A cylinder is inscribed in a right circular cone of height 4.5 and radius (at the base) equal to 5. What are the dimensions of such a cylinder which has maximum volume

Answer 1

Answer:

The maximum volume of inscribed cylinder  when its radius is r  =  10 \3 units  and its height is  1.5 units.

Explanation:

The formula to find the volume of inscribed cylinder is: V  =  (πr^2).y

let 'y' is the height of the cylinder and 'r' be the radius of the cylinder.

Radius of the inscribed cylinder is r = 5-x.

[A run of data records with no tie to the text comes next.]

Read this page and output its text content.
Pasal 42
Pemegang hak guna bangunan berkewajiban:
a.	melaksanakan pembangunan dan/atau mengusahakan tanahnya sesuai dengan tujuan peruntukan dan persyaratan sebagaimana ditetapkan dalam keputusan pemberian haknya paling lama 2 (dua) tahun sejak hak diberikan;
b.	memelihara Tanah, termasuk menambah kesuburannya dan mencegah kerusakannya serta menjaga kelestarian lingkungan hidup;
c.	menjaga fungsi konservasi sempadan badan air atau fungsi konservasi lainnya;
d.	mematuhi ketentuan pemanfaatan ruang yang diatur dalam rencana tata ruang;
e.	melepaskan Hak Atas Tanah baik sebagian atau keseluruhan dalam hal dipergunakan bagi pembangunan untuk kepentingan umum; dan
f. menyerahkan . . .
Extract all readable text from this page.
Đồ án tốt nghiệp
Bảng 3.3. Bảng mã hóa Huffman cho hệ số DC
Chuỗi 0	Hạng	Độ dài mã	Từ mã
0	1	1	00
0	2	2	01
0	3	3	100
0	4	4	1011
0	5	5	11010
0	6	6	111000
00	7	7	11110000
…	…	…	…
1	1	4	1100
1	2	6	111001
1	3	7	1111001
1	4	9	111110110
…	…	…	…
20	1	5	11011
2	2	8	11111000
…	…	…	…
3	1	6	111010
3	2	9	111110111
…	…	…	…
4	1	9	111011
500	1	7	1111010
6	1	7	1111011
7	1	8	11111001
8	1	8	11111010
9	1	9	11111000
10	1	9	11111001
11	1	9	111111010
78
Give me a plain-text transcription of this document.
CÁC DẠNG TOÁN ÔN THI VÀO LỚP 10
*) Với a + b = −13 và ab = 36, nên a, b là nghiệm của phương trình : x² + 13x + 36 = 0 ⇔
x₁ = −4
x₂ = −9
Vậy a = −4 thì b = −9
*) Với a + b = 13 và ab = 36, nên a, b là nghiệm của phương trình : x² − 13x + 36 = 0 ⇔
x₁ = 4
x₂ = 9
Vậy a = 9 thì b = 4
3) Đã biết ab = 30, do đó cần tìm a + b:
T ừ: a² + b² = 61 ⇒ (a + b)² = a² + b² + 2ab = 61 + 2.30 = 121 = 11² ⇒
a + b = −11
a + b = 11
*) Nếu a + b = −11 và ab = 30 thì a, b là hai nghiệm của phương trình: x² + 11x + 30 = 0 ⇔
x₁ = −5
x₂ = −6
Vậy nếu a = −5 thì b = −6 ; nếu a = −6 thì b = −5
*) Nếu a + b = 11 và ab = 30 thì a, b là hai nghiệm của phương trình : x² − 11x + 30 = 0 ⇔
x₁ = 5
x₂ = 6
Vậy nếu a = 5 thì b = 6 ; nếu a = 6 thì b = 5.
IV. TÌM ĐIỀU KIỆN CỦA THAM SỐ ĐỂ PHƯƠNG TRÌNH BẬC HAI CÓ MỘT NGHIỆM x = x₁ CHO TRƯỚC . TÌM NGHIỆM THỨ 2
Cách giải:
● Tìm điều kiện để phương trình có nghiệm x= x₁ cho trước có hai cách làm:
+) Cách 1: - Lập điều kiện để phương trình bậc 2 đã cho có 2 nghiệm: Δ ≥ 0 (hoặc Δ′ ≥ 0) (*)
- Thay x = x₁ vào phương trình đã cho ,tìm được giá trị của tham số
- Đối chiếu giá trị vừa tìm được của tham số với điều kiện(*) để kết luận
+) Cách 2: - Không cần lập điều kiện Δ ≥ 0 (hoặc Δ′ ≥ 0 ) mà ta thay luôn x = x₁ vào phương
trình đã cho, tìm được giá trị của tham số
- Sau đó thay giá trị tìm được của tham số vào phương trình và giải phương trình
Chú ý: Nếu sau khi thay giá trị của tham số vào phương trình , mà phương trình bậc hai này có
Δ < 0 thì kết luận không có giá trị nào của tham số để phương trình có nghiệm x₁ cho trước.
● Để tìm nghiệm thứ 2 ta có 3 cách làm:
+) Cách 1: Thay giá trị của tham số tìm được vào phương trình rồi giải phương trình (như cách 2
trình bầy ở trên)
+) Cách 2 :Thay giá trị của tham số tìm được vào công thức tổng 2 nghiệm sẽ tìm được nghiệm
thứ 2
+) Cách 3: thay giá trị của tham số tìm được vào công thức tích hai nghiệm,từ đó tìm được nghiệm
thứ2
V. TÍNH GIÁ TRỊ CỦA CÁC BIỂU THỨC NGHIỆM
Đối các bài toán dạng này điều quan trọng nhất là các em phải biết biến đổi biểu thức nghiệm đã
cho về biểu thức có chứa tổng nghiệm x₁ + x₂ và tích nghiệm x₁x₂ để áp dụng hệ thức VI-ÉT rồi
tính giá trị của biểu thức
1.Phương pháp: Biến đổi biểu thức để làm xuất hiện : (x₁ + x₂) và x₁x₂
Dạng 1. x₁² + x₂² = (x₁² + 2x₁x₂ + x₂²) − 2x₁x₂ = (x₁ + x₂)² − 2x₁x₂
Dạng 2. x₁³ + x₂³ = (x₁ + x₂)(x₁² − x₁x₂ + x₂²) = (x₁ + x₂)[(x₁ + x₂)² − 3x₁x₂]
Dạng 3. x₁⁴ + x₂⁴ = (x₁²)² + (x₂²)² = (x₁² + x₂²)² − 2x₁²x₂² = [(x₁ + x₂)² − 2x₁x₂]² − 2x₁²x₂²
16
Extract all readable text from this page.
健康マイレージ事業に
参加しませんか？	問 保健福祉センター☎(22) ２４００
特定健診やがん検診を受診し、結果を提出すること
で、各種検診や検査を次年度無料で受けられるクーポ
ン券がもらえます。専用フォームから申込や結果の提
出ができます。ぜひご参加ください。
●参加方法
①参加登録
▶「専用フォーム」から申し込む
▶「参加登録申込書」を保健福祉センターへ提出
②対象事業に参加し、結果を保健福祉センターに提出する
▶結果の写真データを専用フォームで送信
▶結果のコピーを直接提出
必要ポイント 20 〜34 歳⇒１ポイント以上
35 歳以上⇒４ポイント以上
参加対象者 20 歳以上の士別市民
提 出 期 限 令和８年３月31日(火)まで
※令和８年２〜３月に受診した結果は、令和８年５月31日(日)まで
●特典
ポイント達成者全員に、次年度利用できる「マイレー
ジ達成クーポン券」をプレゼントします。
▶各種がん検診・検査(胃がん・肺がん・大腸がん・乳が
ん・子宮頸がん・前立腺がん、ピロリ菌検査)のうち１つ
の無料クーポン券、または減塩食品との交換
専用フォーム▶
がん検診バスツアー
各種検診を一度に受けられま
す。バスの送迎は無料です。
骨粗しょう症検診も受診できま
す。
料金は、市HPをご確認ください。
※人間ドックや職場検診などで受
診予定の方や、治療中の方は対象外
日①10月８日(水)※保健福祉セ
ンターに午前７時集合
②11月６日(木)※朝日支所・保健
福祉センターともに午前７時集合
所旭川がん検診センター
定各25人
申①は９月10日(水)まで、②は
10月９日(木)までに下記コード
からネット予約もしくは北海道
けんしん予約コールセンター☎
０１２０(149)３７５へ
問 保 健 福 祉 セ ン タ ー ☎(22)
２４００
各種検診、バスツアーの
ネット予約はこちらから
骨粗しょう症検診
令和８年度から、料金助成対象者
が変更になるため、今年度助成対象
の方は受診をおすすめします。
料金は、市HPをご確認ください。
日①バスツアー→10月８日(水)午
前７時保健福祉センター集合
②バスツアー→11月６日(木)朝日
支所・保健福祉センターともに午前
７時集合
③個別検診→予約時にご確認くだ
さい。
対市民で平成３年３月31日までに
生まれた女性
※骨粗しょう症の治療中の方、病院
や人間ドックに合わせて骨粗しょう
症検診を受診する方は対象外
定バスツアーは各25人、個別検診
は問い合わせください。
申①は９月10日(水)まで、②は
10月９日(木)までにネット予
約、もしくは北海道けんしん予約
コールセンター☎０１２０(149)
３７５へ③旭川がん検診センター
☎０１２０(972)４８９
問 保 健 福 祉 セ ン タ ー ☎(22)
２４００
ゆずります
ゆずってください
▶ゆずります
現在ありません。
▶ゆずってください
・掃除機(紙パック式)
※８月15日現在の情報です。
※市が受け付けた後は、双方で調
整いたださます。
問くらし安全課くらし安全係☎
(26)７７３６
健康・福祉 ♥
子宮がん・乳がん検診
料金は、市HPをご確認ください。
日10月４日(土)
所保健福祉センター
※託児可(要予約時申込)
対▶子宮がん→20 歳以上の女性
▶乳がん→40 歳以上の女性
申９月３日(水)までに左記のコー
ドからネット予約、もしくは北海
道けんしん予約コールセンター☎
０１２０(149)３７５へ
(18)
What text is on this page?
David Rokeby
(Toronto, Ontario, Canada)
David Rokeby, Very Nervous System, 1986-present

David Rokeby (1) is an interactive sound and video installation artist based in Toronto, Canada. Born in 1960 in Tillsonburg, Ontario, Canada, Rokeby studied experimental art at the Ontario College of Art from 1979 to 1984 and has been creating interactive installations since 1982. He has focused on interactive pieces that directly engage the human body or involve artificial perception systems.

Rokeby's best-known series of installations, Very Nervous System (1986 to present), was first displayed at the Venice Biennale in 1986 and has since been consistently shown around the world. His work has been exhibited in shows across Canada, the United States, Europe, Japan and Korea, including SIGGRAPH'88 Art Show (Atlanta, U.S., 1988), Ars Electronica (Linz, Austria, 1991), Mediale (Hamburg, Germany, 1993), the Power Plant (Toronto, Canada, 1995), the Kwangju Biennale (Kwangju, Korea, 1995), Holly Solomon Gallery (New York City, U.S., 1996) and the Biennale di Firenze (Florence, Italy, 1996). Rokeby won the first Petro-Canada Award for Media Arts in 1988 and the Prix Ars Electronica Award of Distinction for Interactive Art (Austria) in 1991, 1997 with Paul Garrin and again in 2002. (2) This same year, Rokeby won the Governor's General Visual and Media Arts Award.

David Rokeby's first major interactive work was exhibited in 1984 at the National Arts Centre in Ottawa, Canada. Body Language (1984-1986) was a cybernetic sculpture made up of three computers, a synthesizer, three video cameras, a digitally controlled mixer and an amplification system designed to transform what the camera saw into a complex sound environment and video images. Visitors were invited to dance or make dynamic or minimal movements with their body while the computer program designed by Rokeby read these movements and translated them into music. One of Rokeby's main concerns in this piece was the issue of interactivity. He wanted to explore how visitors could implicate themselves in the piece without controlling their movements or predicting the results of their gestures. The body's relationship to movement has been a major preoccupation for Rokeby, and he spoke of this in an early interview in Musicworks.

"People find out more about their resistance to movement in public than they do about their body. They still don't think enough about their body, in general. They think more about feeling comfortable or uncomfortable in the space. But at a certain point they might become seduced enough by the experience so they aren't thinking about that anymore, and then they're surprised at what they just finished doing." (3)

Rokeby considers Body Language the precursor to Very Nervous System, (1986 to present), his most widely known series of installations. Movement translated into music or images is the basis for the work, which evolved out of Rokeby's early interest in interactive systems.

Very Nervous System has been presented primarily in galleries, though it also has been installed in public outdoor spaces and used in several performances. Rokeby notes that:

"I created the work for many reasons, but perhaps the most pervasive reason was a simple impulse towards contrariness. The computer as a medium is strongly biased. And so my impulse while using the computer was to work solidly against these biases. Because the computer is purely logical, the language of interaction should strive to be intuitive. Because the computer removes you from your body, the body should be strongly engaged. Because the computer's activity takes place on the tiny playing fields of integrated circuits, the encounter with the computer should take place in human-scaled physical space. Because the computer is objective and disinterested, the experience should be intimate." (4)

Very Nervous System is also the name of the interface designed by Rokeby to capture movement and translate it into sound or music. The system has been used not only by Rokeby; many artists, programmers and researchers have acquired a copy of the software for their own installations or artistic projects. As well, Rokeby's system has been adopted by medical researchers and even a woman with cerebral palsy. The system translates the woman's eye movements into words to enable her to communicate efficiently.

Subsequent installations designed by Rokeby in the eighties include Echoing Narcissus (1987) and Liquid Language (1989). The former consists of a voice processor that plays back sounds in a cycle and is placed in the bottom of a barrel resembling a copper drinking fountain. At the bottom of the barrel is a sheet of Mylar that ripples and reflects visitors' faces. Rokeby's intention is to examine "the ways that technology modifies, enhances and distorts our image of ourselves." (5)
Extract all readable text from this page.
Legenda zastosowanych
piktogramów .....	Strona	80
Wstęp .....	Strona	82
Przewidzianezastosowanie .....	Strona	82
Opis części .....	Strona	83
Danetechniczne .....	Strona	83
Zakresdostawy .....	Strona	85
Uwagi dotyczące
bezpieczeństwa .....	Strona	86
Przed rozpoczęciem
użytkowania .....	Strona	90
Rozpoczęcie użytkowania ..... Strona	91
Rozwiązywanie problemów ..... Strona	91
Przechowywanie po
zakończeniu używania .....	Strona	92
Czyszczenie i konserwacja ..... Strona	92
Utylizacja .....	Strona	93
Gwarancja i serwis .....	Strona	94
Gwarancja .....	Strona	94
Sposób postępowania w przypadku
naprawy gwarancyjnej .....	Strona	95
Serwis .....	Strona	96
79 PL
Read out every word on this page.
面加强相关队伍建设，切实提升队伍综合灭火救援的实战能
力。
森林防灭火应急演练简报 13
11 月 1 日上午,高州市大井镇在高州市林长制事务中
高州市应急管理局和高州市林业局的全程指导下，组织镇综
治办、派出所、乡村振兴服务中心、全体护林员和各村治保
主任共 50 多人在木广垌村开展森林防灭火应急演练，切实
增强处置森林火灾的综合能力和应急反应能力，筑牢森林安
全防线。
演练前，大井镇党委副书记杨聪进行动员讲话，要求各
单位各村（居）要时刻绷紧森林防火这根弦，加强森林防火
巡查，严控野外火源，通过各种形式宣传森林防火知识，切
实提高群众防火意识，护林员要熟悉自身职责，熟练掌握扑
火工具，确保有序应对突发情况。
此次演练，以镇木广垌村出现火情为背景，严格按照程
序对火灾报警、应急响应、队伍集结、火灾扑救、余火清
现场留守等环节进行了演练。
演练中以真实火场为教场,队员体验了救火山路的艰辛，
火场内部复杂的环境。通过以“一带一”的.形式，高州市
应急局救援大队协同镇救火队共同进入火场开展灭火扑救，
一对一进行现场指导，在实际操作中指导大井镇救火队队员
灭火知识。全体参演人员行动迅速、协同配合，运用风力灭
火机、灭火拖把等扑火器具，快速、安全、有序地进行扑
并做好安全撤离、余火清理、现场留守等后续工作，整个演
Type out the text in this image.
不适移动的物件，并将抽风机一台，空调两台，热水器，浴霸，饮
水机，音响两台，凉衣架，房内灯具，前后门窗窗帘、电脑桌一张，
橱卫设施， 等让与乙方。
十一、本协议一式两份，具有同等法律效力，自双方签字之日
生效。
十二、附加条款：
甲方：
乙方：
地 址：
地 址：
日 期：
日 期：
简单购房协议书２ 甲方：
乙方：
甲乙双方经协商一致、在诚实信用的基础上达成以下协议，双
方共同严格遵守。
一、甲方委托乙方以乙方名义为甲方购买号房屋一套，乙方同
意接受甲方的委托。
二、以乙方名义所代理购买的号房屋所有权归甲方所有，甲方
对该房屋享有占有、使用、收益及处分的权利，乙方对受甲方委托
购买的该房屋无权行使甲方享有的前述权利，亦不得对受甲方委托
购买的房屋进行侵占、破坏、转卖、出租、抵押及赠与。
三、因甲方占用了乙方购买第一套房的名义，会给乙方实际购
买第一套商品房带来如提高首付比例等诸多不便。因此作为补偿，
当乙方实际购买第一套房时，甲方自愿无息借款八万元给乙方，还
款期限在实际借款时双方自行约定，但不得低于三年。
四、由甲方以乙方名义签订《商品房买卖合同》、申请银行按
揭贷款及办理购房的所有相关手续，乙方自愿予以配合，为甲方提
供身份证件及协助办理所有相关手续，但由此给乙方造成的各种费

and the value of y is y = (4.5)/5 * x, it is find by the formula of slope because we know the slope of the slanted side of the cone. We go up 4.5 units for every 5 units we move to the right.

Now,

V = π(5-x)^2 × (4.5/5) . x

V = (4.5/5 . π) × (25x + x^3 - 10x^2)

And now to find the maximum volume derivative of V with respect to 'x' will be equal to zero like: dV/dx = 0

dV/dx = (4.5/5 . π) × (25 + 3x^2 - 20x)

(4.5/5 . π) × (25 + 3x^2 - 20x) = 0

25 + 3x^2 - 20x = 0

Write the equation in sequence and then use the factorization to find x

3x^2 - 20x + 25 = 0

3x^2 - 15x - 5x + 25 = 0

3x(x-5) -5(x-5) = 0

(x-5) (3x-5) = 0

x = 5/3 and x = 5

So, we have two values of 'x'. But the value 5/3 gives us the point of maximum by graphing V with 'x'. Because when the value is between 0 to 5 then the left edge of the inscribed cylinder stays properly within the cone.

Hence, at x = 5/3,

y = (4.5)/5 * x =  (4.5)/5 * 5/3

y = 1.5 ≈ 2.

and r = 5 - x = 5 - 5/3 = 10/3.

The maximum volume of inscribed cylinder  when its radius is r  =  10 \3 units  and its height is  1.5 units.